И Долли не ошиблась. Страшный суд мирской жестоко отомстил Наталье Николаевне за ее совершенную красоту и при жизни и после смерти ее, не пощадив ни Пушкина, ни его детей.

А когда она улыбнулась Долли грустной, легкой улыбкой, блеснув перламутром точеных зубов, и изящным в своей простоте движением положила согнутую руку на плечо императора, а тот коснулся рукой в белой перчатке ее сказочно женственной талии, Долли в упоении продолжала смотреть на удаляющуюся в танце высокую фигуру Натальи Николаевны, ее чуть откинутую назад головку с приподнятой прической, перевитой жемчугом, черную-чер- ную, отливающую таким же золотом, как и глаза.

Она танцевала с отличительной от других великосветских дам простотой и достоинством, как бы не придавая значения тому, что партнер-то ее — император, первый человек Русского государства.

Долли на своем веку перевидела немало светских красавиц — ив Петербурге и в других странах: кокетливых, заносчивых, самовлюбленных, поведением своим и каждым движением подчеркивающих свою красоту. Но скромность и молчаливая простота Натальи Николаевны поразили ее. Она как бы терпеливо несла нелегкий крест своей красоты, терновый венец своей прелести.

Дома после бала Наталья Николаевна спросила мужа:

— Тот, с кем ты разговаривал на лестнице, был один из убийц Павла Первого?

— Да, это Скарятин Яков Федорович. Его шарфом удушили императора.

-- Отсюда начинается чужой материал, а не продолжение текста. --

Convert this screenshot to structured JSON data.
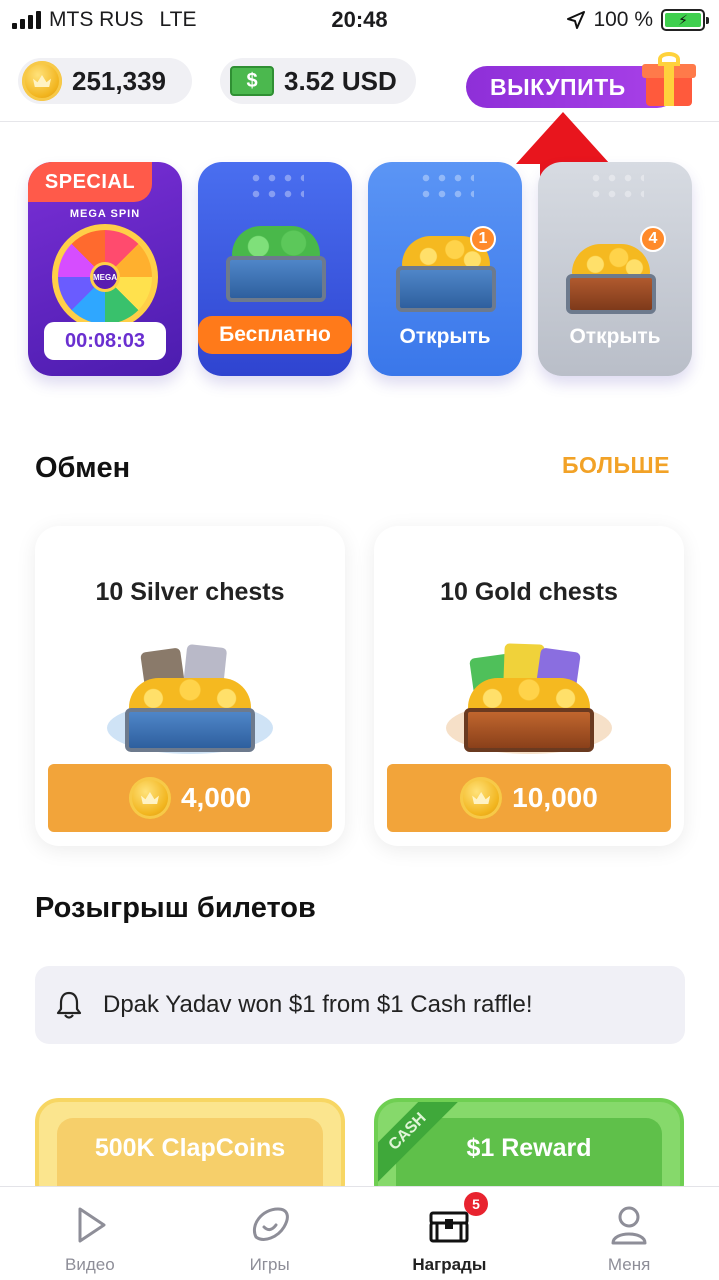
{
  "status_bar": {
    "carrier": "MTS RUS",
    "network": "LTE",
    "time": "20:48",
    "battery": "100 %"
  },
  "header": {
    "coins": "251,339",
    "cash": "3.52 USD",
    "redeem_label": "ВЫКУПИТЬ"
  },
  "chests": {
    "special_tag": "SPECIAL",
    "wheel_top_label": "MEGA SPIN",
    "wheel_hub_label": "MEGA",
    "timer": "00:08:03",
    "free_label": "Бесплатно",
    "open1_label": "Открыть",
    "open1_count": "1",
    "open4_label": "Открыть",
    "open4_count": "4"
  },
  "exchange": {
    "title": "Обмен",
    "more_label": "БОЛЬШЕ",
    "items": [
      {
        "title": "10 Silver chests",
        "price": "4,000"
      },
      {
        "title": "10 Gold chests",
        "price": "10,000"
      }
    ]
  },
  "raffle": {
    "title": "Розыгрыш билетов",
    "notice": "Dpak Yadav won $1 from $1 Cash raffle!",
    "cards": [
      {
        "title": "500K ClapCoins"
      },
      {
        "title": "$1 Reward",
        "ribbon": "CASH"
      }
    ]
  },
  "tabs": {
    "items": [
      {
        "label": "Видео",
        "icon": "play-icon"
      },
      {
        "label": "Игры",
        "icon": "game-icon"
      },
      {
        "label": "Награды",
        "icon": "chest-icon"
      },
      {
        "label": "Меня",
        "icon": "profile-icon"
      }
    ],
    "active": "Награды",
    "rewards_badge": "5"
  },
  "colors": {
    "accent_purple": "#9b39e0",
    "accent_orange": "#f2a43a",
    "badge_red": "#e8232f"
  }
}
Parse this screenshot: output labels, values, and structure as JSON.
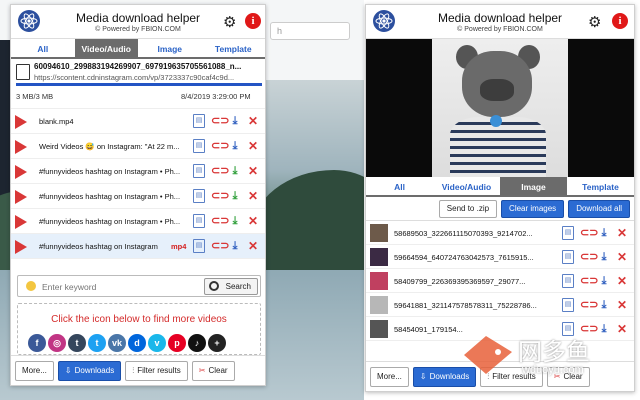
{
  "background": {
    "address_hint": "h"
  },
  "left_panel": {
    "title": "Media download helper",
    "subtitle": "© Powered by FBION.COM",
    "tabs": [
      {
        "label": "All"
      },
      {
        "label": "Video/Audio"
      },
      {
        "label": "Image"
      },
      {
        "label": "Template"
      }
    ],
    "file": {
      "name": "60094610_299883194269907_697919635705561088_n...",
      "url": "https://scontent.cdninstagram.com/vp/3723337c90caf4c9d...",
      "size": "3 MB/3 MB",
      "date": "8/4/2019 3:29:00 PM",
      "progress": 1.0
    },
    "rows": [
      {
        "text": "blank.mp4",
        "badge": ""
      },
      {
        "text": "Weird Videos 😅 on Instagram: \"At 22 m...",
        "badge": ""
      },
      {
        "text": "#funnyvideos hashtag on Instagram • Ph...",
        "badge": ""
      },
      {
        "text": "#funnyvideos hashtag on Instagram • Ph...",
        "badge": ""
      },
      {
        "text": "#funnyvideos hashtag on Instagram • Ph...",
        "badge": ""
      },
      {
        "text": "#funnyvideos hashtag on Instagram",
        "badge": "mp4"
      }
    ],
    "search": {
      "placeholder": "Enter keyword",
      "button": "Search"
    },
    "promo_text": "Click the icon below to find more videos",
    "social": [
      {
        "name": "facebook-icon",
        "glyph": "f",
        "color": "#3b5998"
      },
      {
        "name": "instagram-icon",
        "glyph": "◎",
        "color": "#c13584"
      },
      {
        "name": "tumblr-icon",
        "glyph": "t",
        "color": "#35465c"
      },
      {
        "name": "twitter-icon",
        "glyph": "t",
        "color": "#1da1f2"
      },
      {
        "name": "vk-icon",
        "glyph": "vk",
        "color": "#4a76a8"
      },
      {
        "name": "dailymotion-icon",
        "glyph": "d",
        "color": "#0066dc"
      },
      {
        "name": "vimeo-icon",
        "glyph": "v",
        "color": "#1ab7ea"
      },
      {
        "name": "pinterest-icon",
        "glyph": "p",
        "color": "#e60023"
      },
      {
        "name": "tiktok-icon",
        "glyph": "♪",
        "color": "#111111"
      },
      {
        "name": "more-sites-icon",
        "glyph": "+",
        "color": "#222222"
      }
    ],
    "footer": {
      "more": "More...",
      "downloads": "Downloads",
      "filter": "Filter results",
      "clear": "Clear"
    }
  },
  "right_panel": {
    "title": "Media download helper",
    "subtitle": "© Powered by FBION.COM",
    "tabs": [
      {
        "label": "All"
      },
      {
        "label": "Video/Audio"
      },
      {
        "label": "Image"
      },
      {
        "label": "Template"
      }
    ],
    "actions": {
      "send_zip": "Send to .zip",
      "clear_images": "Clear images",
      "download_all": "Download all"
    },
    "rows": [
      {
        "text": "58689503_322661115070393_9214702..."
      },
      {
        "text": "59664594_640724763042573_7615915..."
      },
      {
        "text": "58409799_226369395369597_29077..."
      },
      {
        "text": "59641881_321147578578311_75228786..."
      },
      {
        "text": "58454091_179154..."
      }
    ],
    "footer": {
      "more": "More...",
      "downloads": "Downloads",
      "filter": "Filter results",
      "clear": "Clear"
    }
  },
  "watermark": {
    "brand": "网多鱼",
    "domain": "wduoyu.com"
  },
  "colors": {
    "accent_blue": "#2b6bd3",
    "accent_red": "#d93737",
    "tab_active": "#6b6b6b"
  }
}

— И великосветское общество принимает его? А император терпит его присутствие?

Пушкин обнял жену, ласково привлек ее к себе и, заглядывая в глаза, сказал:

— До чего же ты не светская дама, Наташа. Ну да со временем ты усвоишь нравы высшего света. Здесь терпят все, кроме правды. Здесь все на все закрыли глаза. Лица прикрыты масками. Здесь маскарад.

6

Долли! Моя любимая! Моя единственная, поверь, еще никогда ни одна девчонка не будоражила мое сердце. Я говорю тебе все это первый раз в жизни, потому что тысячи километров разделяют теперь нас и ты не видишь моего лица, моих глаз...

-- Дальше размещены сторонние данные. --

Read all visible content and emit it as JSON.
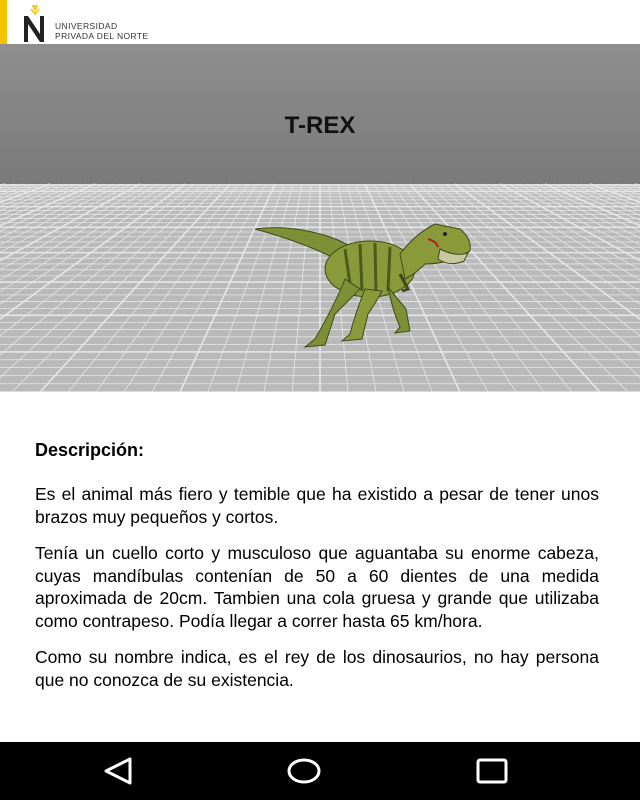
{
  "header": {
    "logo_line1": "UNIVERSIDAD",
    "logo_line2": "PRIVADA DEL NORTE",
    "accent_color": "#f5c400"
  },
  "viewer": {
    "title": "T-REX",
    "model": "tyrannosaurus-3d-model"
  },
  "description": {
    "heading": "Descripción:",
    "paragraphs": [
      "Es el animal más fiero y temible que ha existido a pesar de tener unos brazos muy pequeños y cortos.",
      "Tenía un cuello corto y musculoso que  aguantaba su enorme cabeza, cuyas mandíbulas contenían de 50 a 60 dientes de una medida aproximada de 20cm. Tambien una cola gruesa y grande que utilizaba como contrapeso. Podía llegar a correr hasta 65 km/hora.",
      "Como su nombre indica, es el rey de los dinosaurios, no hay persona que no conozca de su existencia."
    ]
  },
  "navbar": {
    "back_icon": "back-triangle-icon",
    "home_icon": "home-circle-icon",
    "recents_icon": "recents-square-icon"
  }
}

Еще тогда, когда мы были мало знакомы, мне хотелось спросить тебя: «А ты станешь ждать меня, если я буду учиться в другом городе?» Но конечно, тогда я не посмел. А теперь вот решился.

И как же все нелепо получилось! У тебя командировка, а я срочно уезжаю, потому что тяжело заболела мама. Мы с тобой даже не попрощались. Я был в отчаянии.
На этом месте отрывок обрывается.